Happy Programming Contest zoj3703 dp

Description
In Zhejiang University Programming Contest, a team is called "couple team" if it consists of only two students loving each other. in the contest, the team will get a lovely balloon with unique color for each problem they solved. since the girl wowould prefer pink balloon rather than black balloon, each color is assigned a value to measure its attractiveness. usually, the boy is good at programming while the girl is charming. the boy wishes to solve problems as follows as possible. however, the girl cares more about the lovely balloons. of course, the boy's primary goal is to make the girl happy rather than win a prize in the contest.

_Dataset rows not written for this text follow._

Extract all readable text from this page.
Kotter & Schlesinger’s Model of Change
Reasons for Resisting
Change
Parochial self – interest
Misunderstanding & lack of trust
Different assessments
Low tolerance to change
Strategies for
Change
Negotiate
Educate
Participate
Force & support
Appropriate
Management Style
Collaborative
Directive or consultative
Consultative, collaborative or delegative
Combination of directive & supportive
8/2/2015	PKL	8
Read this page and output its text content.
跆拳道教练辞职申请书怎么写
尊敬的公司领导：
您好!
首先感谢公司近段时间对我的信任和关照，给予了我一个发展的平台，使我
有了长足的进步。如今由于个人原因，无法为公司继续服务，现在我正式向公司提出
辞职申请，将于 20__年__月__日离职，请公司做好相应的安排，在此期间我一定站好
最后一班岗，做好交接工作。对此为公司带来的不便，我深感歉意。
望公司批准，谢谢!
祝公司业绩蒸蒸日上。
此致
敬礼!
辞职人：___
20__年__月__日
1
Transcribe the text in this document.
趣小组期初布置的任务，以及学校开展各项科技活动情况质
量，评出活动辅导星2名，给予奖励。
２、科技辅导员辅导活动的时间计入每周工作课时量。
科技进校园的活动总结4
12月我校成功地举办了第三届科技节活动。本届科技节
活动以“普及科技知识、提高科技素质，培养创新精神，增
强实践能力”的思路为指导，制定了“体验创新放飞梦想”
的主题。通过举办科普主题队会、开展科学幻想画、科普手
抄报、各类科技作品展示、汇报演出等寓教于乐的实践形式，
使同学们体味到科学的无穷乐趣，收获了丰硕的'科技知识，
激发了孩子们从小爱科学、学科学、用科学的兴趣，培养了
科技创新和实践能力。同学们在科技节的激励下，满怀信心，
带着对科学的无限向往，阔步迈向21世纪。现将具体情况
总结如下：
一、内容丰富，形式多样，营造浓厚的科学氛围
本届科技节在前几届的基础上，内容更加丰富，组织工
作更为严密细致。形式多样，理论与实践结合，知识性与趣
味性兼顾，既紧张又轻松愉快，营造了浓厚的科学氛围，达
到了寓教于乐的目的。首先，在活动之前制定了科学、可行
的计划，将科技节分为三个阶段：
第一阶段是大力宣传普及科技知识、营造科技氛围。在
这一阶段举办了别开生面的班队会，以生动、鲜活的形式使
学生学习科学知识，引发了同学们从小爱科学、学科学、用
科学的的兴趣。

Suppose for each problem, the boy already knows how much time he needs to solve it. please help him make a plan to solve these problems in strategic order so that he can maximize the total attractiveness value of balloons they get before the contest ends. under this condition, he wants to solve problems as same as possible. if there are always ways to achieve this goal, he needs to minimize the total penalty time. the penalty time of a problem is equal to the submission time of the correct solution. we assume that the boy is so clever that he always submit the correct solution.

Input
The first line of input is an integer N (N <50) indicating the number of test cases. for each case, first there is a line containing 2 integers T (T <= 1000) and n (n <= 50) indicating the contest length and the number of problems. the next line contains n integers and the I-th integer ti (ti <= 1000) represents the time needed to solve the ith problem. finally, there is another line containing n integers and the I-th integer vi (vi <= 1000) represents the attractiveness value of the I-th problem. time is measured in minutes.

Output
For each case, output a single line containing 3 integers in this order: the total attractiveness value, the number of problems solved, the total penalty time. the 3 integers shoshould be separated by a space.

Sample Input
2
300 10
10 10 10 10 10 10 10 10 10 10
1 2 3 4 5 6 7 8 9 10
300 10
301 301 301 301 301 301 301 301 301 301
1000 1000 1000 1000 1000 1000 1000 1000 1000 1000

Sample Output
55 10 550
0 0 0

(1) Question: there is a right to go to the competition. Brought a girl. Each question has a value that attracts girls. It gives you the total time, some questions, and each question gives you the time spent and the appeal value. Then, you can select A question A solution within the total time to maximize the attractiveness. If there are multiple situations, you can choose A solution with A large number of questions. If there are multiple situations, select less penalty. (Don't care if you can win)
(2) solution: the knapsack problem. This article focuses on the following comparison relationships. If you look at the first condition, it is the bare 01 backpack, but then process the remaining two conditions, that is, add some conditions in the status transfer: f [v] = max {f [v], f [v-c [I] + w [I]}. When the conditions are met, the status is transferred again. First, to meet the attractiveness of the situation, then consider the number of problems to solve, and finally consider the issue of penalty. Such a single backpack f [v] = max {f [v], f [v-c [I] + w [I]} becomes a multivariate condition.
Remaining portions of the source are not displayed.